Just something random I thought I’d throw in: So, your friends want to eat at dinner at Chili’s (an American chain restaurant), and, not wanting to appear anti-social, you go along — and actually endeavor to eat.  Can the menu be navigated in a Paleo-friendly way without (1) tying up the waitress for 15 minutes with a “prima donna” order, and (2) drawing too much undue, “freak in our midst” attention?  Sure.  I ordered the fajia trio with a side of veggies (turned out to be steamed broccoli).  I ate the fajitas tortilla-less and straight from the comal, as one would an appetizer.  And they weren’t too bad for “chain restaurant” fajitas, either.

In Health,



  1. The science is actually starting to pour in. It’s like someone turned on a faucet for studies like this. There was another one all over the blogs today (maybe the one you pointed to? I didn’t check!) about Paleo=good. 🙂

    And your comment on Chili’s is right on – exactly what I do. I’ve actually stopped worrying about substitutions – generally it’s not that big of a deal. If it is, I change my order. I even opened a big can of worms at work for asking for a salad instead of a sandwich! hehe.

    • Example is the best teaching tool, AT22. And you’re right, the science does keep pouring in. It’s funny (and not really in a “haha” way, I suppose), to see the study sponsor’s biases creeping in. In other words (and particularly in this example), it’s not “hey, let’s all eat less carbs”, but “hey, let’s develop a pharmaceutical that normalizes the negatives associated with the consumption of carbs”. I hate to bash on the pharmaceutical industry (of which I am a part), because there is obvious good being done. However, the profit motive is such that it’s easy to prey on the predictable laziness of the general public.

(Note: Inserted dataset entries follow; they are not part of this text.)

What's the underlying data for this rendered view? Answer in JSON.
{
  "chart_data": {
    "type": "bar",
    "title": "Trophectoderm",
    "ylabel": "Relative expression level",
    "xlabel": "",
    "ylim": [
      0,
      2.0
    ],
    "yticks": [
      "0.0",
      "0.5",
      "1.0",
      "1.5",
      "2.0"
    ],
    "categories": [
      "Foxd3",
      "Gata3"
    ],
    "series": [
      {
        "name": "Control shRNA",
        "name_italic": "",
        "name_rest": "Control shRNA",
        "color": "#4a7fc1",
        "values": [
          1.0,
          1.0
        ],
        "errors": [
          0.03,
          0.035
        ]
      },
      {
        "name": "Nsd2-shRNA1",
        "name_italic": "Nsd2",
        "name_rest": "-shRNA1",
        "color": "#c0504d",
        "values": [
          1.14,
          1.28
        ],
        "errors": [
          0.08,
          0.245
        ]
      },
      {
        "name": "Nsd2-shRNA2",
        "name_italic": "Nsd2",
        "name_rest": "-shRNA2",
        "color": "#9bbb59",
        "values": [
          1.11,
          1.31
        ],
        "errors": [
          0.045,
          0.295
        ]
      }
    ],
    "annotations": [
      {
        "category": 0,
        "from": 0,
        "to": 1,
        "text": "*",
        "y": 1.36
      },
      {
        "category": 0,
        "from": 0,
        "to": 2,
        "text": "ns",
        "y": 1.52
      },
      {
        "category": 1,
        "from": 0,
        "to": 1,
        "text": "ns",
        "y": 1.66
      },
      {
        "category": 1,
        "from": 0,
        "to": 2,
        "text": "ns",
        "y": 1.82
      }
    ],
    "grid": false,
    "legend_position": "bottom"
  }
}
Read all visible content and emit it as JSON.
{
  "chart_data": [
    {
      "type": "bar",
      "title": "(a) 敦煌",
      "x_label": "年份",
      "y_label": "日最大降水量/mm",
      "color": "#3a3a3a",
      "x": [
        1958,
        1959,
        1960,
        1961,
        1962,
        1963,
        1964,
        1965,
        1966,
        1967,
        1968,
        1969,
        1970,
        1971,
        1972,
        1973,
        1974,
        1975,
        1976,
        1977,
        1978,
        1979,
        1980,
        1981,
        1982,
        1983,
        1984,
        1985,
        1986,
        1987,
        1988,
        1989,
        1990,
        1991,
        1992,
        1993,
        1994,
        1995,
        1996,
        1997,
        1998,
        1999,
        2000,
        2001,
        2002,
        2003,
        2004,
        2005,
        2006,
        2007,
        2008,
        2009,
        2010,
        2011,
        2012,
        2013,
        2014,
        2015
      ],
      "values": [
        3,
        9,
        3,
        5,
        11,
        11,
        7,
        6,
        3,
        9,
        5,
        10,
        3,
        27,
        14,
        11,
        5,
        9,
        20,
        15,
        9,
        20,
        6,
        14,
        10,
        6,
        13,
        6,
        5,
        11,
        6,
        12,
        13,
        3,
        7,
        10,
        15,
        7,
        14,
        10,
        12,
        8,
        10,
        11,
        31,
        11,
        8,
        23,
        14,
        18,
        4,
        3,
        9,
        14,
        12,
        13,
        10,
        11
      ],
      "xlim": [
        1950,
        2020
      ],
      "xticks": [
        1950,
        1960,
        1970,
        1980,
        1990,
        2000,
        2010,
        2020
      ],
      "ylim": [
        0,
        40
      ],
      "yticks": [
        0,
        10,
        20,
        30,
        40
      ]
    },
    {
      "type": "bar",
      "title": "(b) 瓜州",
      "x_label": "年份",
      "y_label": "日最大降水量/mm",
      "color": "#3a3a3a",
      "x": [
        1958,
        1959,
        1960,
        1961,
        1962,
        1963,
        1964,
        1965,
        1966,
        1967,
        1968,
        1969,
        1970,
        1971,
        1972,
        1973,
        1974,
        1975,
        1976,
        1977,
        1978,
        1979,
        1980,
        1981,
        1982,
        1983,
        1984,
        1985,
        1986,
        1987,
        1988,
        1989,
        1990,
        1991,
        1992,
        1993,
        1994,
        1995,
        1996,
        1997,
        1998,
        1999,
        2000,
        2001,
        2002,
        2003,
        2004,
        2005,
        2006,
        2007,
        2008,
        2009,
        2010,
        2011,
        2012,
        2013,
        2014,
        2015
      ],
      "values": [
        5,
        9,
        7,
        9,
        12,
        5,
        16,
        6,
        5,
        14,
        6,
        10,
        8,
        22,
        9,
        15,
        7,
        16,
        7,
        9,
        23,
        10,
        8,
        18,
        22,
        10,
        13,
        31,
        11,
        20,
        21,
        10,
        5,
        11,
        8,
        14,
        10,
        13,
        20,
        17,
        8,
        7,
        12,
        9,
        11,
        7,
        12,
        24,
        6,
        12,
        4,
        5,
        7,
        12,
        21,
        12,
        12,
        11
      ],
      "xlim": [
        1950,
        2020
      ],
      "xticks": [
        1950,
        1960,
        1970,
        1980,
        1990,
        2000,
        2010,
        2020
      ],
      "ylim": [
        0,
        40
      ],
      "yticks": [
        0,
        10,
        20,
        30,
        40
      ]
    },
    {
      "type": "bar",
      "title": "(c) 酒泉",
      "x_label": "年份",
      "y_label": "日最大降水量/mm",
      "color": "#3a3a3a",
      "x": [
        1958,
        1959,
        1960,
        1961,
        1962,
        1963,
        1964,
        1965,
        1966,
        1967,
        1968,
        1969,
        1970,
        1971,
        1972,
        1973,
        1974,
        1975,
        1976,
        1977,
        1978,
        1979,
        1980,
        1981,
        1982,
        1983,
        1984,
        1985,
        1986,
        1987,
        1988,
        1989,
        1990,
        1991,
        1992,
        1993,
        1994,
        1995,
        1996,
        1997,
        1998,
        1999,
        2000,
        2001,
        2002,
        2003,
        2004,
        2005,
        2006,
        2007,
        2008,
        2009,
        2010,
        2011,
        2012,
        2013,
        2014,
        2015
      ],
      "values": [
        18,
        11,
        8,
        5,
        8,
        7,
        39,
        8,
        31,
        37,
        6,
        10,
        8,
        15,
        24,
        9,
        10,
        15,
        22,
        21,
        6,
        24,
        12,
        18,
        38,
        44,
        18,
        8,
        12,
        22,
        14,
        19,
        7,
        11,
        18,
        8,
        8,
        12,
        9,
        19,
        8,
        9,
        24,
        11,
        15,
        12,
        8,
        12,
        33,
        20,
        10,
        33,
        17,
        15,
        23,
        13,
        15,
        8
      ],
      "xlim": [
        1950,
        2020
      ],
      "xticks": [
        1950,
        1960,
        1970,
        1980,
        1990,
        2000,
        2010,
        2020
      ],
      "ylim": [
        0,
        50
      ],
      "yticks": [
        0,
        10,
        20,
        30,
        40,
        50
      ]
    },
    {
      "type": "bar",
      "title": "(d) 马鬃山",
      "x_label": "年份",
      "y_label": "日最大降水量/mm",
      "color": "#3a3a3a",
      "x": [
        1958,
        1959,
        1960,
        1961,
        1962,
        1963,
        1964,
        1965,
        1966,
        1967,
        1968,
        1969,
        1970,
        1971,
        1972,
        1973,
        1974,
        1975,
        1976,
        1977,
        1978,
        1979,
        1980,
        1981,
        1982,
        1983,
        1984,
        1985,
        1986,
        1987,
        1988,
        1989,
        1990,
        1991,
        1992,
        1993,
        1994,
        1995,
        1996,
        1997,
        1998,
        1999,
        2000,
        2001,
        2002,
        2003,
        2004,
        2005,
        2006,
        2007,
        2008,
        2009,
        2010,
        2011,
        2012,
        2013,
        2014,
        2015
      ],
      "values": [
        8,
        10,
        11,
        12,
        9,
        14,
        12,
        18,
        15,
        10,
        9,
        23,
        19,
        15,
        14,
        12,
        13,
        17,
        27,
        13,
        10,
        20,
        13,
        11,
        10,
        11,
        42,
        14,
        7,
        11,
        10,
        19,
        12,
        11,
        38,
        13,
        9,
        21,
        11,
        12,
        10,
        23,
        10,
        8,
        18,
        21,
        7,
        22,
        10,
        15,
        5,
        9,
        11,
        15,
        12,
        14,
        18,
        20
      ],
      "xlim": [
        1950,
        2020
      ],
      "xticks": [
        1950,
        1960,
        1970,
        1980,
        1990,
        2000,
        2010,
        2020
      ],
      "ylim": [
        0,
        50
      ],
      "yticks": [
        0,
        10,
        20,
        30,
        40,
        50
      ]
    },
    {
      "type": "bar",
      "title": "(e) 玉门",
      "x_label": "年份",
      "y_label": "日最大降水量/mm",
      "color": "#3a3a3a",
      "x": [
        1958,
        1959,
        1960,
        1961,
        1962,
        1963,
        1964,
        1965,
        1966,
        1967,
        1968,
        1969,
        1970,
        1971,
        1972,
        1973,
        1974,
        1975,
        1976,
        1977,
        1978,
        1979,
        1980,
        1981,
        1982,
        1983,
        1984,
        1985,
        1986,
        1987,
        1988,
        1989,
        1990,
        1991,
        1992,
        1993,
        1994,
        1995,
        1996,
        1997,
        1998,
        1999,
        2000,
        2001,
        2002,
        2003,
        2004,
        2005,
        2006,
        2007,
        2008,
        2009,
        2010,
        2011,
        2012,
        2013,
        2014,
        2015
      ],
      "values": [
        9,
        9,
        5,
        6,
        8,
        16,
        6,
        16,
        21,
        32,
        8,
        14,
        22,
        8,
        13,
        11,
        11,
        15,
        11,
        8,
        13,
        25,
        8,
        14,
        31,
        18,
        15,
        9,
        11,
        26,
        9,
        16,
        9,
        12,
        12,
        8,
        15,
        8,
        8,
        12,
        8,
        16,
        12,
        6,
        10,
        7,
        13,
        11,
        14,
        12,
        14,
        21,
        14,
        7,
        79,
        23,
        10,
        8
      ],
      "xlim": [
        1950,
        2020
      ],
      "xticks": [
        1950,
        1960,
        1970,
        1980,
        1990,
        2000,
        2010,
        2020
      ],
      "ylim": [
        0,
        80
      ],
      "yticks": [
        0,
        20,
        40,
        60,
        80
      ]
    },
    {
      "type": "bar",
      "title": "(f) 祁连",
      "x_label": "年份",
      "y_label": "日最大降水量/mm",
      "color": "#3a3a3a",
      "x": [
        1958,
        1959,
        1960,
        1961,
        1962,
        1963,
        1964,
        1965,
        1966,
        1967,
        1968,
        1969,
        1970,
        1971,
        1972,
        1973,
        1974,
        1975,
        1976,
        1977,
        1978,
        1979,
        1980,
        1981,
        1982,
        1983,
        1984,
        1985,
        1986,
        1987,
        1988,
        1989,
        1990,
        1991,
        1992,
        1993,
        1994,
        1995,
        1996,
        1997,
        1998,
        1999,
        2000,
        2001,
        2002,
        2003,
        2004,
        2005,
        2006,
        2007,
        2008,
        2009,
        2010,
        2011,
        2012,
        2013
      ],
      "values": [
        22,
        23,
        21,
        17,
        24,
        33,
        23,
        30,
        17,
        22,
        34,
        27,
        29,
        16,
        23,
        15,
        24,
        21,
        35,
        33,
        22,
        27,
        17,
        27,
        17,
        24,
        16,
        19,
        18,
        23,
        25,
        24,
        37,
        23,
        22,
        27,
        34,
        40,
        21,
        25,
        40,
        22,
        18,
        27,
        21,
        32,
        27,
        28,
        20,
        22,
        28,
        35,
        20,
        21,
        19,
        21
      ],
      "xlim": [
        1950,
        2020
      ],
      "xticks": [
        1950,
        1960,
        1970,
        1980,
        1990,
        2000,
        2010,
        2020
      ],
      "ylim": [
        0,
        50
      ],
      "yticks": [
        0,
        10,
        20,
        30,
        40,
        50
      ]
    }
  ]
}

  2. Try the Chili’s Memphis dry-rub ribs with broccoli. If you skip the bbq sauce they bring on the side you’re eating a pretty good meal without any fuss at all.

  3. There seems a few paleo friendly meals on that menu Steak and Portbello or the chicken and shrimp.
    The problem is sometimes the carbs in the sugar laden sauces.
    But I often think of eating the best available at the time and get back on track the next day,which I’m thinking for me now would be to fast the next day

  4. So I’m a paleo/ev fit guy and also a pharmaceutical scientist who works on carbohydrate uptake and metabolism. I talk all day about that crap so I won’t get into it more.
    I agree with you about this article (the news anyways) their whole you could make a drug cause of this is why I’m getting out of the business sometime soon, I’m tired of being part of the problem instead of encouraging people to take ownership of their lifestyle based diseases. The actual science itself is very important though, especially from a point of view of understanding large complex proteins like this, and actually has an amazing number of applications which could be very important to any number of people.
    The problem is that the authors need to get their next grant funded, so it’s sold as having the greatest possible health/economic benefit as that has become a major factor in funding grants. I would bet that these scientists are not in fact interested in making a weight loss drug, they just want to keep doing good science.

    • John,
      Yeah, I totally understand the need to push (and the competition) for grants/funding. Scientists need to eat and pay bills, too. It’s just unfortunate that money is the driver, here, and the fact that he who has the funds, obviously, calls the funding shots.

  5. The Chili’s ribeye (for like $16) is good too (w veggies) as well as the dry rub baby backs (hold the sugar sauce). Some of the fish preparations w/out sauce are decent choices as well.

    We’ve got a Chili’s w/in three minutes. Don’t go there a lot, but your choice and those I’ve mentioned are workable when you do.

  6. It seems this attitude in Big Pharma is mentioned a bit in the book “Good Calories, Bad Calories” as well, but you already knew that.
    Scott Sonnon kicks ass!!…….literally. I am a big fan of a lot of his stuff,
    (once you get by the semi sensational advertising style he uses).